The most far-reaching universal event in history took place on a single day in April around the year AD 33 when a twenty-nine-year-old rabbi out of Nazareth, whose Hebrew name was Joshua, was tried and crucified as a heretic. This universal event was first linked to Norway through the actions of Olaf Tryggvason, King of Norway (995-1000), who was a great-grandson of King Herald Fair Hair.
Olaf was brought up in Russia and later participated in numerous Viking raids along the Baltic and North Sea coasts and in the British Isles. During his last campaign, in England (994), he was converted to Christianity, and the following year he returned to Norway, where a rebellion had erupted against the pagan Earl Haakon.

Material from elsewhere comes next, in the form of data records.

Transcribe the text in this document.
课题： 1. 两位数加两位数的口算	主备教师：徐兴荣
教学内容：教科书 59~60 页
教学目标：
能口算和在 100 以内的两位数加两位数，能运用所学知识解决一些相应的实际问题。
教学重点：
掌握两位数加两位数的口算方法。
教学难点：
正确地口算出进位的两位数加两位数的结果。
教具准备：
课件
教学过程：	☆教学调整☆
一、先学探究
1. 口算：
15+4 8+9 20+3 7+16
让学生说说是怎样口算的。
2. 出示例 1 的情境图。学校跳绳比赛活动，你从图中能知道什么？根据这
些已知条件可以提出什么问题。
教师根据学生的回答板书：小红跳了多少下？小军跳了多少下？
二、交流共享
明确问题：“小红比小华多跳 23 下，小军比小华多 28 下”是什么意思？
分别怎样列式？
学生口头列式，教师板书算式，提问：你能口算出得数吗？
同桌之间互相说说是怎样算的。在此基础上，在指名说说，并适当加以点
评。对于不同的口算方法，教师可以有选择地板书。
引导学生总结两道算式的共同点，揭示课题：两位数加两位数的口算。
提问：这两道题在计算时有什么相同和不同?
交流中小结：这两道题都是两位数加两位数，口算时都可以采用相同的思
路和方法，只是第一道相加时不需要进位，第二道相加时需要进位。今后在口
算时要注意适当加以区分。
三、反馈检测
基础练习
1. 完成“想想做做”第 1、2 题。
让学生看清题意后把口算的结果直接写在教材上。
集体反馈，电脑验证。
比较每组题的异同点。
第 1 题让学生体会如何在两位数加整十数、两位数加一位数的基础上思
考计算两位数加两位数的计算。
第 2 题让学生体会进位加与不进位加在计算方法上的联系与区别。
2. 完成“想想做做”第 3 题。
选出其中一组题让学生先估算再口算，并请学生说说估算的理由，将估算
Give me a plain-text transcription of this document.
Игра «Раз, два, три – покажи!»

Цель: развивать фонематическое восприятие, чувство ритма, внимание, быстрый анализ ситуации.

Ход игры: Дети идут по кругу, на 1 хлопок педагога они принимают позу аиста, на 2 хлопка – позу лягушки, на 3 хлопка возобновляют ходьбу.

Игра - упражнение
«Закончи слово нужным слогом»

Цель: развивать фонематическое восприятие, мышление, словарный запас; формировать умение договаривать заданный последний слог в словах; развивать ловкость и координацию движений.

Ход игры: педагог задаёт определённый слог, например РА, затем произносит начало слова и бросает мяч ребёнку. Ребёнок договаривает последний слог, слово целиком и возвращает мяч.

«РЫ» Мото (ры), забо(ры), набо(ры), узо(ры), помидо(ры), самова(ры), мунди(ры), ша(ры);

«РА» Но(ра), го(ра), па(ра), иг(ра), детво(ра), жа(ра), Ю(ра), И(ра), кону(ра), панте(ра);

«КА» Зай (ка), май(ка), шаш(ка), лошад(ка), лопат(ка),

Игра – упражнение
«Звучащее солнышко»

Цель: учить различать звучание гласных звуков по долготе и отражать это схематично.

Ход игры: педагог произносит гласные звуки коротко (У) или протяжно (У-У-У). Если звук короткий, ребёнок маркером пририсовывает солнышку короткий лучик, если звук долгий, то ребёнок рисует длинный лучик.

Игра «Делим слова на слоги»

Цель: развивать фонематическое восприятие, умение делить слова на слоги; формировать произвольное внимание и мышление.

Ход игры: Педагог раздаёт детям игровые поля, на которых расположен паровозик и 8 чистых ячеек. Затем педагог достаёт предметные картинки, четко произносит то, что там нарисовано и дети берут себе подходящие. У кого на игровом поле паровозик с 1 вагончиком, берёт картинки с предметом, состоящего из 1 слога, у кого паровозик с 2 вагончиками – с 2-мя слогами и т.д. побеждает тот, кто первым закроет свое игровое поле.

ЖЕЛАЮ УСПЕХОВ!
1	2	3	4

The victorious Olaf founded the city of Nidaros (now Trondheim) as his capital and set out to Christianize the country.
Only partly successful in Norway, his efforts contributed to the conversion of Iceland, Greenland and the Faeroe Islands to Christianity. Olaf`s force were defeated by a coalition consiting of Swey Forkbeard, King Olaf of Sweden, and the two sons of Earl Haakon in the naval Battle of Svold (1000), during which Olaf Tryggvason lost his life.
Again another Viking, Olaf Haraldsson, also called St. Olaf (995-1030) was converted to Christianity in Rouen, Normandy, in service of the exiled King Ethelred II of England. He returned to Norway in 1015 and, as a descendant for King Herold Fair Hair, he quickly won recognition, displacing the ruling earls. He introduced a strong central administration, completed the conversion of the Norwegians begun by Olav I, and built churches throughout Norway. Many local chieftains, alienated by Olaf`s domineering way, sided with Knut II (Canute II), King of Denmark and England, when he invaded Norway in 1028; Olaf was compelled to take refuge with his brother in law, Grand Duke Yaroslav of Novgorod. Returning with a force to Norway in 1030, he was defeated by a peasant army and killed at the Battle of Stiklestad. Olaf was subsequently worshipped as Norway`s patron saint and was canonized in 1164.